Yachting: Wild Oats XI Leads Sydney to Hobart
Sydney. Wild Oats XI was leading the Sydney to Hobart yacht race on Tuesday after battling rough conditions overnight, with the fleet facing a gripping tactical dash to the finish due to a lack of winds.
The supermaxi Wild Oats XI, hot favorite to take its sixth line honours win, was just 10 nautical miles ahead as fellow 100-footer Investec Loyal gathered speed in the 628 nautical mile classic from Sydney to Tasmania.
The fleet had sped down Australia’s south coast, helped by strong winds churned up by a storm system to the south and tropical cyclones to north, race organizers said, but was facing a lack of wind late Tuesday.
Cruising Yacht Club of Australia commodore Garry Linacre said the boats were still in the southerly stream, but it would soon die out and the yachts would struggle to maintain their pace.
“[It] looks like it could be a lack of wind and some conditions which may and may not provide some passing lanes and some catch up opportunities,” Linacre told reporters in Hobart.
“That means it could be a really difficult night of sailing.”
Weather forecasters had expected strong winds and high seas for the first night of the prestigious annual race, and the top 15 yachts reported winds of up to 30 knots late Monday.
The event claimed the lives of six sailors in 1998 when catastrophic weather hit and sank five yachts.

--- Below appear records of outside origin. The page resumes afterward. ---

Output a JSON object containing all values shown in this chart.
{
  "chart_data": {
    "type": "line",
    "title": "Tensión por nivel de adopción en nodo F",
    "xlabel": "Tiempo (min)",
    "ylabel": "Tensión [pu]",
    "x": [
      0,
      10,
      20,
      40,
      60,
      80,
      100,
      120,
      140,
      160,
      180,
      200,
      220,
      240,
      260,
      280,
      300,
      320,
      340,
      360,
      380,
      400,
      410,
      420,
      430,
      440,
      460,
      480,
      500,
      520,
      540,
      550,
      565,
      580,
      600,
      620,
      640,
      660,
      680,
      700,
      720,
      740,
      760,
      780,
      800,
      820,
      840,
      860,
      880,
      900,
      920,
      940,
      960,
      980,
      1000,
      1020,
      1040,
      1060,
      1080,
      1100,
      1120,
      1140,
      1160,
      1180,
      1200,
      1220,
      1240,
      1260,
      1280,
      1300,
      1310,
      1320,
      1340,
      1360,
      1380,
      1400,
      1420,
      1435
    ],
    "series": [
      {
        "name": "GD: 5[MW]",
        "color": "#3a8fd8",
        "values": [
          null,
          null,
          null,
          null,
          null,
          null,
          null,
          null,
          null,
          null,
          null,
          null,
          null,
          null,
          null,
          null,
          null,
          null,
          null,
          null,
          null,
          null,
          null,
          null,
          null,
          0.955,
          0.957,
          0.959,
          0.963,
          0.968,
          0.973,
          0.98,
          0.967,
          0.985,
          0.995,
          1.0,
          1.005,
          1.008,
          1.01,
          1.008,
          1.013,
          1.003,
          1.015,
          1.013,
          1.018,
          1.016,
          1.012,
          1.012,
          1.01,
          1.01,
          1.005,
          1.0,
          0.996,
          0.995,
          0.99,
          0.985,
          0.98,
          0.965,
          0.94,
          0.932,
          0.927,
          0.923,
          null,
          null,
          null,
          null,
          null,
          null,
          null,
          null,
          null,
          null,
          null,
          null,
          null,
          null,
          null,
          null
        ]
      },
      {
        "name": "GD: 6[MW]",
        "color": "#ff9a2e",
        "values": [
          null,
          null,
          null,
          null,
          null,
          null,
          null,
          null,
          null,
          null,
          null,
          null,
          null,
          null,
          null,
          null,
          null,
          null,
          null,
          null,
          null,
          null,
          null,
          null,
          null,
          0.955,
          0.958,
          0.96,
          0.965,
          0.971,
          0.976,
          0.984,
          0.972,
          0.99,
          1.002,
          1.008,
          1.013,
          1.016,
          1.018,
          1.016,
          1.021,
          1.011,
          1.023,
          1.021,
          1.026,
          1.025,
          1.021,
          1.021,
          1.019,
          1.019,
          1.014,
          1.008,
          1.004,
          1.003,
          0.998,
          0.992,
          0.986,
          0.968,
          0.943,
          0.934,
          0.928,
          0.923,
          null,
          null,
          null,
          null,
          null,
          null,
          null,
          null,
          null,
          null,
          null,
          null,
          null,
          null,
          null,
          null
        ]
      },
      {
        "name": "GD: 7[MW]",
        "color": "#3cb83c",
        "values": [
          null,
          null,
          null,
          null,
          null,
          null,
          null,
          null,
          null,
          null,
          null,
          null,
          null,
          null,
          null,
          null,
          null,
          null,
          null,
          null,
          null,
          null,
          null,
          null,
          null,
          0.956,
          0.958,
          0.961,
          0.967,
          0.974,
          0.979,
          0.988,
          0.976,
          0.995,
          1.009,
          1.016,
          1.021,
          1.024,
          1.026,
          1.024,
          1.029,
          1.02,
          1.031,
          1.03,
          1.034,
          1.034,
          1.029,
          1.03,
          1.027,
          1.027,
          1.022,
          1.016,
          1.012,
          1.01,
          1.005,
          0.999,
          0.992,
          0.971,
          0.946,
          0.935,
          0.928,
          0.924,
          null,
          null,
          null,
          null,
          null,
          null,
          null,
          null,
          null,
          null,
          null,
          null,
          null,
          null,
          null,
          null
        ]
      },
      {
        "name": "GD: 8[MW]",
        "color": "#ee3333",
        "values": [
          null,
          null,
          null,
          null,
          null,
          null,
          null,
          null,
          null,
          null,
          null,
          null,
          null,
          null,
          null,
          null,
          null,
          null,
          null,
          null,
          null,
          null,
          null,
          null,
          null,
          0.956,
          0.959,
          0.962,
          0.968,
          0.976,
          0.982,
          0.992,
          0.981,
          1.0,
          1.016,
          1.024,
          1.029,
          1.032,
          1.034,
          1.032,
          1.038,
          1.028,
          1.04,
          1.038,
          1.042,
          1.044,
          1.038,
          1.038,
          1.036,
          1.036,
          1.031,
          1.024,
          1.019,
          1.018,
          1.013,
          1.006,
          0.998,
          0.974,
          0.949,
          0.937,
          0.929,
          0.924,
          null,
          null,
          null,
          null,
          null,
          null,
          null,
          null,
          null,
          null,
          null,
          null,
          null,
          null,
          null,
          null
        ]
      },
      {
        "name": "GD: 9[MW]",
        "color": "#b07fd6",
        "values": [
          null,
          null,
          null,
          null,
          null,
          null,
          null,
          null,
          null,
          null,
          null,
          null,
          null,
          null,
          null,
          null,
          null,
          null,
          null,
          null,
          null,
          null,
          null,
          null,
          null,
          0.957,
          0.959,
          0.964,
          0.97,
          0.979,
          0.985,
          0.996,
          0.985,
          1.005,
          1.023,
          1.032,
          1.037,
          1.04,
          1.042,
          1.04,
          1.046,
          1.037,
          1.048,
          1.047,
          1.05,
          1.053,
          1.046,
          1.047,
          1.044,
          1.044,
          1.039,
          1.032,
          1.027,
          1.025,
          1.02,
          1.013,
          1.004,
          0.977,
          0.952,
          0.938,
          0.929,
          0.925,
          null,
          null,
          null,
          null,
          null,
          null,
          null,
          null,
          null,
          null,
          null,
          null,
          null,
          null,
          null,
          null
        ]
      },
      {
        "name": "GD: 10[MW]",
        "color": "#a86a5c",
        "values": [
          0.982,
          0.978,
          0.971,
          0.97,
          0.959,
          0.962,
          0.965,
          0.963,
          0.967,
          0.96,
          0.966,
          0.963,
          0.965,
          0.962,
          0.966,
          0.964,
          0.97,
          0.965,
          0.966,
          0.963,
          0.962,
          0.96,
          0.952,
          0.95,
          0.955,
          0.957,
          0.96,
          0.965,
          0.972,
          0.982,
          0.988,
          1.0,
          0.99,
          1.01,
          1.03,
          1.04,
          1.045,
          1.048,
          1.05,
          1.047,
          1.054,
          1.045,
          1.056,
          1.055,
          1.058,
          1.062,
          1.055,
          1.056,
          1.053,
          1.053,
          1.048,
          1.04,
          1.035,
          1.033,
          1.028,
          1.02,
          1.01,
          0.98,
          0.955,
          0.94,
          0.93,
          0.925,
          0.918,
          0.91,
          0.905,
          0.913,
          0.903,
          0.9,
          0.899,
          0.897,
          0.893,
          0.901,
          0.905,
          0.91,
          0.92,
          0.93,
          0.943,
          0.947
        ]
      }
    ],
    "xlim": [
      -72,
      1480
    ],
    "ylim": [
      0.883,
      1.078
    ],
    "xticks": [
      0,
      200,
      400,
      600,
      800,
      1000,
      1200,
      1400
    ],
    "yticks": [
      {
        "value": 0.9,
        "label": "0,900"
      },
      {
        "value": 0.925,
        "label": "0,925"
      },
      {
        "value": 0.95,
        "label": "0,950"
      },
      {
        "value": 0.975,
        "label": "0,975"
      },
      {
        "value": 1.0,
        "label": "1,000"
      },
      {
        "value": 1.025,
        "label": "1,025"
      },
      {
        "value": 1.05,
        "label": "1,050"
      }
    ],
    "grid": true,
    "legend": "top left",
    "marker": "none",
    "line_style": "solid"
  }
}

Four boats pulled out Tuesday — Accenture Yeah Baby due to gear failure and line honours contender and supermaxi Wild Thing, first to Hobart in 2003, forced out by sail damage.
Hong Kong-based Ffreefire 52 had to return to Sydney with mainsail problems while 52-foot Duende retired to disembark a crewman with a dislocated shoulder.
Celestial, a Rogers IRC 46, retired on Monday night after breaking its gooseneck, which connects the mainsail boom to the mast.
That leaves 83 boats in the race, which starts every Boxing Day and sees yachts head down the Australian coast, cross the Bass Strait to the island of Tasmania, and sail up the Derwent River to Hobart’s Constitution Dock.
As much as crews can expect dangerously rough conditions, the Sydney to Hobart is also known for the maddening calm of the final stages of the race, particularly the journey along the Derwent.
Linacre said navigators would now be hoping to find a kind of “private breeze” which would help their boat reach the finish line quicker while eluding competitors.
He said boats could be almost becalmed in low wind conditions when “all of a sudden for no explanation you pick up a private breeze which carries you for four or five hours when everyone else is sitting still.”
Wild Oats XI, holder of the race record at one day, 18 hours, 40 minutes and 10 seconds, set in 2005, was far enough ahead of the pack that the lighter conditions would make it difficult for a rival to overtake it, he said.
Sensing that it would be difficult to run down Wild Oats XI, second-placed Investec Loyal moved further west of the leader’s path in hopes of skirting around the light weather.
“Tonight is going to be mentally tough for everyone on the boat as we track through the light weather and cover Loyal,” Wild Oats XI co-navigator Ian Burns said.
“They are probably going to try and sail us into a flat spot.”
Behind Investec Loyal was Lahana, leading the handicap race which takes into account each boat’s dimensions, age and other factors.
The first boats are expected into Hobart late Wednesday.